The whole concept is still absurd, yet writer/director James DeMonaco does offer up some intriguing metaphors and biting social allegory. It’s probably not as audacious or provocative as it thinks it is, but it does ask a few good questions and it doesn’t mind pointing fingers at specific problems. When DeMonaco has these things under control they actually add a slightly unnerving and effective undercurrent to the film. Unfortunately he doesn’t maintain control and soon the movie commits the same annoying mistakes as the first film.
This is really frustrating because I was onboard with what DeMonaco was going for. But he doesn’t know when to dial it back and he soon begins to bludgeon you to death his class warfare message. Again, earlier in the film we see this used effectively. Later DeMonaco jettisons all subtlety and tact instead choosing to drown us with heavy-handed preaching on the evils of wealth and upper-crust white people. He also goes beyond the class messaging and into an arguably tasteless direction. There is a sequence where an underground Black Panther-like movement has a gunfight with the guards of a psycho rich group. Now perhaps its the current sociopolitical climate, but the scenes of white people and black people in a violent, bloody shoot-out divided strictly on racial lines came across as senseless and borderline insensitive (not to mention dumb).

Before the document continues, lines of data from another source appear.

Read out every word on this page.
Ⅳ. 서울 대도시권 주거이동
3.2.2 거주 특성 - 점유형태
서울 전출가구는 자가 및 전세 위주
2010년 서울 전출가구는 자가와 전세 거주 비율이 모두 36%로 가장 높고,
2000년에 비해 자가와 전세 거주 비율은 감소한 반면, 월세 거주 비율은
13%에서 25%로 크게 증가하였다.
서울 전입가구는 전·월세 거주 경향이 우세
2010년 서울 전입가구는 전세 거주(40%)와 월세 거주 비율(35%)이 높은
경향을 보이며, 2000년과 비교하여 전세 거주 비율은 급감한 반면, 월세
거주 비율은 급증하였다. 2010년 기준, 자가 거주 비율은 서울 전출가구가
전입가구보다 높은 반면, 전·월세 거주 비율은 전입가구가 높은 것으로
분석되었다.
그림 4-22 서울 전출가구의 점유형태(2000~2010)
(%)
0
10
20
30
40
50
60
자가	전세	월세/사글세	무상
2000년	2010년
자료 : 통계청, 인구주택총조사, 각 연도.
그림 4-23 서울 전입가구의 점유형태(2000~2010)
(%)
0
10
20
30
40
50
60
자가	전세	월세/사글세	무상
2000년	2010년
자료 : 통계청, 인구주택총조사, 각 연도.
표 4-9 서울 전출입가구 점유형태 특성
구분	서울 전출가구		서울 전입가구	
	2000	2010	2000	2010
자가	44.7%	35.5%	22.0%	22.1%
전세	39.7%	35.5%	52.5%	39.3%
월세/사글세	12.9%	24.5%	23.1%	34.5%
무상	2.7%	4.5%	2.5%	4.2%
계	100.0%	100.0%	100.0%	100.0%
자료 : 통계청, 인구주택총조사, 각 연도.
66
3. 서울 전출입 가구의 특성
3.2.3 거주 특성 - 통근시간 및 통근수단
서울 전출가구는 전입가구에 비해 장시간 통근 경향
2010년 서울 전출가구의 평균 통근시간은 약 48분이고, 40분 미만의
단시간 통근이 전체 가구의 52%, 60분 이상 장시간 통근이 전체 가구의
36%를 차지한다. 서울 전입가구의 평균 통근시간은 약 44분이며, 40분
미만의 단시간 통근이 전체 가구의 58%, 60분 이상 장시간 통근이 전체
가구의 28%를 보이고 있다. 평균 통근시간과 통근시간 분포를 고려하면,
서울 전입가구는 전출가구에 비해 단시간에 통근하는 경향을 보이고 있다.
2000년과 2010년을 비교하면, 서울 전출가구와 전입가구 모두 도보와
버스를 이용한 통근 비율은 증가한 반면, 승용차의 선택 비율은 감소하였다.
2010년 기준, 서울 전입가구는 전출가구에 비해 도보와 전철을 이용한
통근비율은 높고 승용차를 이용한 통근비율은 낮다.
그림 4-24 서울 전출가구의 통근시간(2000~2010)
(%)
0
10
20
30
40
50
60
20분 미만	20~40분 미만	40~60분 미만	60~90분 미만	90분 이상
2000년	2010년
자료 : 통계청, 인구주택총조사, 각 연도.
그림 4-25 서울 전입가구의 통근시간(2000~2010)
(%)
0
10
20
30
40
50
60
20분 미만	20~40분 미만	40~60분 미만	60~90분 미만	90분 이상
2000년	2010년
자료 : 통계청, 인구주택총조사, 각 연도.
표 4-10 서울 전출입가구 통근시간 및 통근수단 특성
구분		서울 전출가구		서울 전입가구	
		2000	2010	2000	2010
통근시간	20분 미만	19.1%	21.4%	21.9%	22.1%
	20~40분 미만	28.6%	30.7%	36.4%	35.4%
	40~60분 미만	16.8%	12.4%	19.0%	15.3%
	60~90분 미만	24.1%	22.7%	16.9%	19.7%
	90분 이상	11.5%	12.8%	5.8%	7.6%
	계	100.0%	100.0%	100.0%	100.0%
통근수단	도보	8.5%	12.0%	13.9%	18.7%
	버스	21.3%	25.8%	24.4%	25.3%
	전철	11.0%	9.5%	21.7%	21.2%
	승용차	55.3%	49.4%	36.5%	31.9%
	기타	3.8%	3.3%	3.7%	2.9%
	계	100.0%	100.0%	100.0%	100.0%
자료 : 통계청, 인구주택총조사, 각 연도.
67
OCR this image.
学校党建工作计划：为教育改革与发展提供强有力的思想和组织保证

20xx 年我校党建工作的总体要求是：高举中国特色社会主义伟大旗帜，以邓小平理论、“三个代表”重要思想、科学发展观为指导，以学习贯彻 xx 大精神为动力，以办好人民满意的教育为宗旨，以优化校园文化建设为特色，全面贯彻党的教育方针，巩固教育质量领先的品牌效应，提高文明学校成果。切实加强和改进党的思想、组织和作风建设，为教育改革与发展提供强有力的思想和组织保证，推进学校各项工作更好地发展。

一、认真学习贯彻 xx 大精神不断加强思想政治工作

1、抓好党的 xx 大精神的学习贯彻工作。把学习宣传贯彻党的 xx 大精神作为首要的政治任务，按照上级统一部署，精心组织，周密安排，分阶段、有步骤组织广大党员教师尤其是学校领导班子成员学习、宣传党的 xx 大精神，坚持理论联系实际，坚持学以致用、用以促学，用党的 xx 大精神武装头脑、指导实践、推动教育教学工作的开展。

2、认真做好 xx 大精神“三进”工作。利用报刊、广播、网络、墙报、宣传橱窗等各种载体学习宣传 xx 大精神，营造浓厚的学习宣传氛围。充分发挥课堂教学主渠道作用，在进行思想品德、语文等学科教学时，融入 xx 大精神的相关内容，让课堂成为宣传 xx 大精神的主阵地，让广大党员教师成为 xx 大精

The film’s complete lack of any craftiness or interesting nuance during these later scenes had me rolling my eyes and checking out. I don’t think filmmakers should be bound to subtlety when relaying a message or point, but they can wound their story and smother everything else in the film. You can also lose your grasp on telling a good story and that is the case with “The Purge: Anarchy”. The narrative suffers. The characters suffer. The effectiveness of the message suffers.
All of that is truly a shame. “The Purge: Anarchy” wasn’t a great film from the start, but it was surprisingly entertaining. Frank Grillo gives a really good performance and I found myself caring about him and the other characters. But whether it’s due to DeMonaco’s lack of self-control or a conceit he has regarding his central message, the movie flies off the rails and turns into a silly and potentially distasteful joke. Despite the movie’s blundering detour it does get back on track just in time to provide an unexpected satisfying ending.
“The Purge: Anarchy” had a small $9 million budget yet it pulled in over $110 million at the box office so you know another sequel is coming. Hopefully the next installment can capture what this film did well while avoiding the annoying flaws that this film embraced. There is potential here for a biting look at some relevant social and political issues. We see that in “Anarchy”. But it may take someone besides DeMonaco in the driver’s seat before we get it. As it stands “Anarchy” is much better than the first film. It’s just frustrating when you realize it could have been even better.